Hide FSA results so that outside groups don’t rank schools: B.C. school trustees
Controversy has swirled around the province’s Foundation Skills Assessment (FSA) test for years but this time, the BC School Trustees Association is asking the Ministry of Education to keep the 2017 results private.
BCSTA President Gordon Swan said he’s written a letter saying as much to Education Minister Rob Fleming.
Swan said the test – which measures reading, writing, and math – works to measure the public system as a whole but was never designed to measure individual schools for the purpose of ranking them.
“There’s some unnecessary damage to schools when you start ranking them,” Swan said.
He said the FSA test limits schoolkids, adding that many disadvantaged students don’t do well on tests.
“We know that children in care of the Ministry of Children and [Familyi Development] don’t do as well in school. Giving them a test that may rank them doesn’t help them in that regard,” said Swan.
“A lot of parents equate test results sometimes to the overall intelligence or capability of their child and sometimes the student reflects that as well, but we know students grow at different rates.”
He said schools in low-income neighbourhoods or communities are also ranked lower, regardless of the quality of their programs.
The education minister said it has received the letter and is reviewing the issue.
“The ministry will continue to provide confidential student-level FSA data to school districts. This provides the opportunity for immediate action to address students’ needs, and helps to build individualized education plans,” read a statement from the ministry.
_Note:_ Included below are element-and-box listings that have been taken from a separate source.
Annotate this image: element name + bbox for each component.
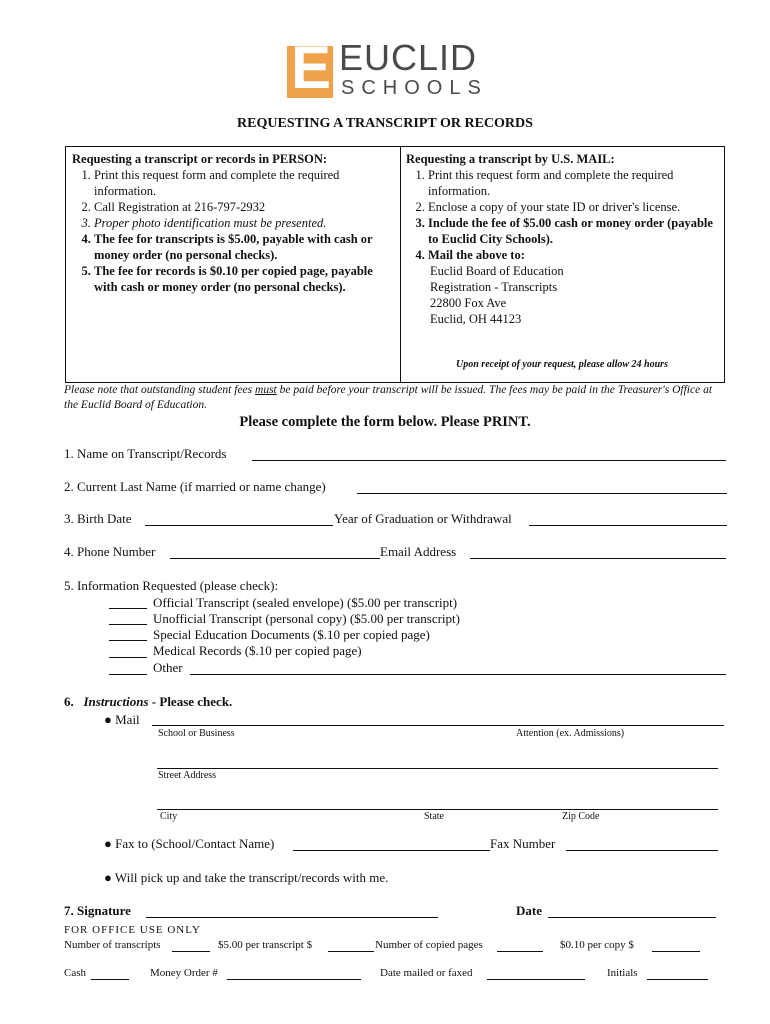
city-state-zip-input[interactable] xyxy=(157,809,718,810)
date-mailed-input[interactable] xyxy=(487,979,585,980)
phone-input[interactable] xyxy=(170,558,380,559)
money-order-label: Money Order # xyxy=(150,967,218,979)
in-person-item: 1. Print this request form and complete the required information. xyxy=(94,167,394,199)
num-pages-label: Number of copied pages xyxy=(375,939,483,951)
field-info-requested-label: 5. Information Requested (please check): xyxy=(64,578,279,593)
cash-input[interactable] xyxy=(91,979,129,980)
mail-option-label: Mail xyxy=(115,712,140,727)
by-mail-item: 4. Mail the above to: xyxy=(428,247,718,263)
city-label: City xyxy=(160,811,178,822)
street-address-label: Street Address xyxy=(158,770,217,781)
name-input[interactable] xyxy=(252,460,726,461)
instructions-number: 6. xyxy=(64,694,74,709)
signature-input[interactable] xyxy=(146,917,438,918)
initials-input[interactable] xyxy=(647,979,708,980)
in-person-item: 4. The fee for transcripts is $5.00, payable with cash or money order (no personal checks). xyxy=(94,231,394,263)
address-line: Registration - Transcripts xyxy=(430,280,558,294)
option-label: Official Transcript (sealed envelope) ($5.00 per transcript) xyxy=(153,595,458,610)
box-divider xyxy=(400,147,401,382)
receipt-note: Upon receipt of your request, please allow 24 hours xyxy=(456,359,668,370)
transcript-amount-input[interactable] xyxy=(328,951,374,952)
by-mail-heading: Requesting a transcript by U.S. MAIL: xyxy=(406,152,615,166)
instructions-heading xyxy=(64,694,232,710)
other-input[interactable] xyxy=(190,674,726,675)
attention-label: Attention (ex. Admissions) xyxy=(516,728,625,739)
fax-option[interactable]: ● Fax to (School/Contact Name) xyxy=(104,836,275,851)
mailing-address xyxy=(406,263,718,327)
date-label: Date xyxy=(516,903,542,918)
street-address-input[interactable] xyxy=(157,768,718,769)
form-instruction: Please complete the form below. Please PRINT. xyxy=(239,414,531,430)
pickup-option[interactable]: ● Will pick up and take the transcript/records with me. xyxy=(104,870,389,885)
option-label: Unofficial Transcript (personal copy) ($5.00 per transcript) xyxy=(153,611,460,626)
address-line: 22800 Fox Ave xyxy=(430,296,507,310)
num-transcripts-input[interactable] xyxy=(172,951,210,952)
field-last-name-label: 2. Current Last Name (if married or name change) xyxy=(64,479,326,494)
field-graduation-label: Year of Graduation or Withdrawal xyxy=(334,511,512,526)
copy-amount-input[interactable] xyxy=(652,951,700,952)
school-business-label: School or Business xyxy=(158,728,235,739)
school-business-input[interactable] xyxy=(152,725,724,726)
logo-schools-text: SCHOOLS xyxy=(341,77,488,99)
fees-note-text: be paid before your transcript will be issued. The fees may be paid in the Treasurer's Office at the Euclid Board of Education. xyxy=(64,384,713,411)
field-name-label: 1. Name on Transcript/Records xyxy=(64,446,227,461)
logo-e-letter: E xyxy=(291,34,332,101)
other-check[interactable] xyxy=(109,674,147,675)
official-transcript-check[interactable] xyxy=(109,608,147,609)
euclid-schools-logo xyxy=(287,34,488,101)
per-copy-label: $0.10 per copy $ xyxy=(560,939,634,951)
fees-note xyxy=(64,383,724,413)
by-mail-item: 2. Enclose a copy of your state ID or driver's license. xyxy=(428,199,718,215)
address-line: Euclid, OH 44123 xyxy=(430,312,522,326)
fees-note-text: Please note that outstanding student fees xyxy=(64,384,256,396)
instructions-rest: - Please check. xyxy=(148,694,233,709)
fees-note-must: must xyxy=(255,384,277,396)
fax-number-label: Fax Number xyxy=(490,836,556,851)
graduation-input[interactable] xyxy=(529,525,727,526)
in-person-column xyxy=(72,151,394,295)
birth-date-input[interactable] xyxy=(145,525,333,526)
num-transcripts-label: Number of transcripts xyxy=(64,939,161,951)
field-email-label: Email Address xyxy=(380,544,457,559)
initials-label: Initials xyxy=(607,967,638,979)
last-name-input[interactable] xyxy=(357,493,727,494)
instructions-italic: Instructions xyxy=(83,694,149,709)
address-line: Euclid Board of Education xyxy=(430,264,564,278)
pickup-option-label: Will pick up and take the transcript/records with me. xyxy=(114,870,389,885)
in-person-heading: Requesting a transcript or records in PERSON: xyxy=(72,152,328,166)
page-title: REQUESTING A TRANSCRIPT OR RECORDS xyxy=(237,116,533,131)
by-mail-column xyxy=(406,151,718,327)
per-transcript-label: $5.00 per transcript $ xyxy=(218,939,313,951)
cash-label: Cash xyxy=(64,967,86,979)
in-person-item: 3. Proper photo identification must be presented. xyxy=(94,215,394,231)
office-use-heading: FOR OFFICE USE ONLY xyxy=(64,924,201,936)
option-label: Other xyxy=(153,660,183,675)
instructions-box xyxy=(65,146,725,383)
option-label: Special Education Documents ($.10 per copied page) xyxy=(153,627,430,642)
unofficial-transcript-check[interactable] xyxy=(109,624,147,625)
by-mail-item: 3. Include the fee of $5.00 cash or money order (payable to Euclid City Schools). xyxy=(428,215,718,247)
by-mail-item: 1. Print this request form and complete the required information. xyxy=(428,167,718,199)
date-input[interactable] xyxy=(548,917,716,918)
option-label: Medical Records ($.10 per copied page) xyxy=(153,643,362,658)
state-label: State xyxy=(424,811,444,822)
in-person-item: 2. Call Registration at 216-797-2932 xyxy=(94,199,394,215)
signature-label: 7. Signature xyxy=(64,903,131,918)
mail-option[interactable]: ● Mail xyxy=(104,712,140,727)
date-mailed-label: Date mailed or faxed xyxy=(380,967,473,979)
fax-option-label: Fax to (School/Contact Name) xyxy=(115,836,275,851)
money-order-input[interactable] xyxy=(227,979,361,980)
email-input[interactable] xyxy=(470,558,726,559)
medical-records-check[interactable] xyxy=(109,657,147,658)
special-education-check[interactable] xyxy=(109,640,147,641)
num-pages-input[interactable] xyxy=(497,951,543,952)
field-phone-label: 4. Phone Number xyxy=(64,544,156,559)
field-birth-date-label: 3. Birth Date xyxy=(64,511,132,526)
fax-number-input[interactable] xyxy=(566,850,718,851)
zip-label: Zip Code xyxy=(562,811,600,822)
logo-euclid-text: EUCLID xyxy=(339,37,478,78)
fax-contact-input[interactable] xyxy=(293,850,490,851)
in-person-item: 5. The fee for records is $0.10 per copied page, payable with cash or money order (no personal checks). xyxy=(94,263,394,295)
The statement also said the Fraser Institute’s school ranking based on FSA results does not “accurately reflect students’ performance.”
“Hidden from the public”
But the Fraser Institute is firing back, arguing parents have every right to see the report cards it produces.
Peter Cowley, the think tank’s director of school performance studies says none of the critics have actually provided proof the report cards are harmful.
“What is really harmful is the idea of getting rid of measures, getting rid of public accountability. Without the report card, the truth about how individual schools are doing compared to others will be hidden from the public. And most particularly from the parents.”
Cowley said parents should have access to any and all measures available to see how students and schools perform in B.C.
He added that parents clearly want the information, because their website that publishes report cards in four provinces, including B.C., gets more than two million unique visitors each year.